Beim bildungspolitischen Empfang des Bayerischen Realschullehrerverbandes (brlv) stand der Austausch über die Zukunft der Realschulen im Mittelpunkt. Zahlreiche Vertreterinnen und Vertreter aus Bildung, Politik und Verbänden nutzten die Veranstaltung, um aktuelle Herausforderungen und Perspektiven für das bayerische Bildungssystem zu diskutieren.
Auch der Landtagsabgeordnete Peter Tomaschko nahm an der Veranstaltung teil und führte dabei Gespräche mit zahlreichen Akteuren aus dem Bildungsbereich. Unter anderem tauschte er sich mit dem Bildungsstaatssekretär des Landes Sachsen-Anhalt, Jürgen Böhm, sowie dem Vorsitzenden des brlv, Ulrich Babl, aus.
Für Tomaschko ist die Realschule ein unverzichtbarer Bestandteil der bayerischen Bildungslandschaft. Sie verbinde theoretisches Wissen mit lebensnaher Praxis und eröffne jungen Menschen vielfältige Bildungs- und Berufswege.

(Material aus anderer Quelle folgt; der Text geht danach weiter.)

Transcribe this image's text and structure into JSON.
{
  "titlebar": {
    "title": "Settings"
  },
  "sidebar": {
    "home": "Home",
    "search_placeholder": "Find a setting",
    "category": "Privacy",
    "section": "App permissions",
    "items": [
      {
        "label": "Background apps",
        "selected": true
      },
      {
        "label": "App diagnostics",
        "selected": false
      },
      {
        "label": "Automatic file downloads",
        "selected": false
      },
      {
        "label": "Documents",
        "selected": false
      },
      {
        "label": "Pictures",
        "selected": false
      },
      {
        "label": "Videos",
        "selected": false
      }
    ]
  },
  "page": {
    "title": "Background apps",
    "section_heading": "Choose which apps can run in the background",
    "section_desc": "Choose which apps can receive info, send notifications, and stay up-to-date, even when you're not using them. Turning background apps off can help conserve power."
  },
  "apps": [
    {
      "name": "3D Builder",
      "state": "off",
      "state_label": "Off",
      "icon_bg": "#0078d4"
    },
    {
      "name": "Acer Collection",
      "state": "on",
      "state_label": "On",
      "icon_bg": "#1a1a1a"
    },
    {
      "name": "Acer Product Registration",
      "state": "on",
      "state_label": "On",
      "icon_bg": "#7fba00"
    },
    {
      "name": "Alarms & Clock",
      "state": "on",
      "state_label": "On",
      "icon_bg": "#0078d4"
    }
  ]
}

„Die Realschule ist ein wichtiger Eckpfeiler unseres Bildungssystems. Sie vermittelt nicht nur fundiertes Wissen, sondern bereitet junge Menschen auch gezielt auf ihre berufliche Zukunft oder eine schulische Weiterqualifizierung vor. Der Realschulabschluss bleibt ein starkes Qualitätssiegel mit hervorragenden Perspektiven“, betonte Tomaschko.

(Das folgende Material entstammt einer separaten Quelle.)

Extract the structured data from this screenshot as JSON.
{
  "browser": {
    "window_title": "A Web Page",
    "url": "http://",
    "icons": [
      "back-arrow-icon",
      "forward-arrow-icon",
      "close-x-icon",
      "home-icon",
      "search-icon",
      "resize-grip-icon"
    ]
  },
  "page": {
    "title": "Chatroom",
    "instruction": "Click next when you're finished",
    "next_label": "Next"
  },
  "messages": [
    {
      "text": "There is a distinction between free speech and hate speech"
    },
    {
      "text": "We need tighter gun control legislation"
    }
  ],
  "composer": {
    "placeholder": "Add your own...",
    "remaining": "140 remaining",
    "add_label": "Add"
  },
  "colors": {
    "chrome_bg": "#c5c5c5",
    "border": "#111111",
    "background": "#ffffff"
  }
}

Besonders wichtig sei ihm zudem eine spürbare Entlastung der Lehrkräfte. „Mehr Unterricht und weniger Verwaltung muss unser gemeinsames Ziel sein. Jede Stunde, die wir von Bürokratie abbauen können, kommt unmittelbar den Schülerinnen und Schülern zugute. Unsere Lehrkräfte sollen möglichst viel Zeit für guten Unterricht und die individuelle Förderung junger Menschen haben“, so Tomaschko.
Der Abgeordnete zeigte sich erfreut über die zahlreichen Gespräche und Impulse der Veranstaltung und bekräftigte, sich auch weiterhin für starke Realschulen und gute Rahmenbedingungen für Lehrkräfte einzusetzen.